Please explain how you fry chiles.
I am sorry Candace, I thought I explained that in my instructions for the salsa. I don’t prefer to heat up the oil too much ahead of time because the chiles might burn fast. I don’t want that because it can make the salsa bitter. You want to use a neutral oil like avocado, grapeseed or canola oil. I will revise the instructions so it’s more clear.
Hi Sonia, thank you for all your wonderful recipes, you have a great blog!! How long will the cooked salsas usually last refrigerated, jus curious, I know store bought last a long time but not sure about homemade, thanks again!!!
The store bought last a long time because they have preservatives and vinegar in them. Homemade salsa with no vinegar last only a few days to one week if kept refrigerated. If I make a large jar of salsa I add a couple of tablespoons of vinegar and add it after I blend it when I am cooking. I cook them for about 10 minutes. I learned this a few years back. The cooking cooks out the natural pectin that is found in tomatoes and tomatillos. This process yields a smoother, better tasting salsa that last a few days longer than usual.
Hola! Made the coditos with carne! Minus the Serrano and Poblano pepper, didn’t have any, used a jalapeño instead! Turned out fantastic! A big hit the family!🌶😍
I am so happy your family enjoyed the recipe Susi! Thank you for taking the time to comment!
My respects, but I have to mention that prior to reading your article and recipe I had already experimented with making different salsas using traditional recipes and authentic ingredients.
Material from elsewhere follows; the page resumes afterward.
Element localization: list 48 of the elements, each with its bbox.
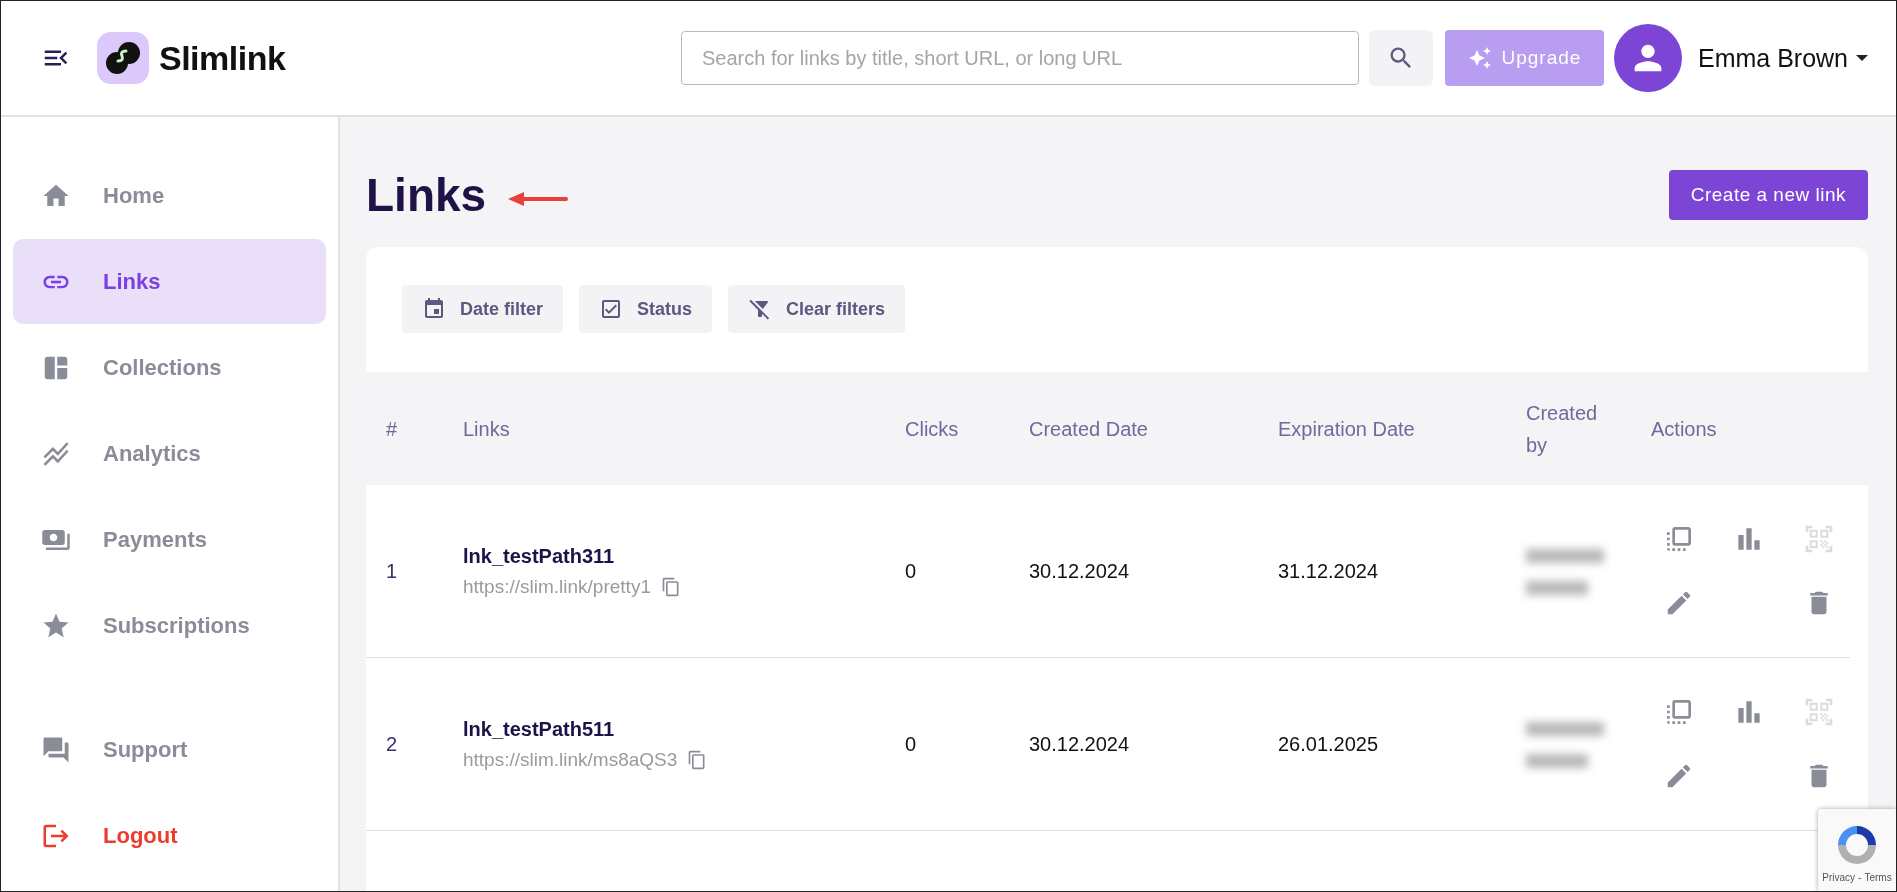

My first attempt at a tomatillo salsa was preceded by extensive research. One of the main topics of debate and discussion was preparation methods for yielding the best results. I found that it is highly advised not to use the water that the tomatillos were cooked in if you want to avoid bitterness in the salsa. Would you care to weigh in?
I have been preparing salsa for at least 35 years, no lie. I honestly have rarely experienced a bitter salsa form using the cooking water from tomatillos. I will tell you that I do use only fresh water or broth when it comes to softening dried and chiles. Some people use the cooking water, but I prefer not to chance it. The bigger the tomatillo, in my experience, the more sour it has been. I have been surrounded by traditional mexican home cooks my whole life have seen the cooking water from tomatillos used often. I always try to let people make those decisions for themselves. If they feel ok with using the cooking water, then I suggest that. When in doubt, taste the water before adding it. I find myself telling my followers all the time that tomatillos are naturally sour. Without the right amount of seasoning, the salsa will be sour.I find myself preparing both red and green tomatillo based salsas a lot lately and have used the cooking water in everyone of them.I learned a few years back that I am only to cook the tomatillos until they change color and that I should avoid letting them pop open as they simmer. I was told that would make the salsa bitter. I find there are so many different opinions and we all have to find what works best for us.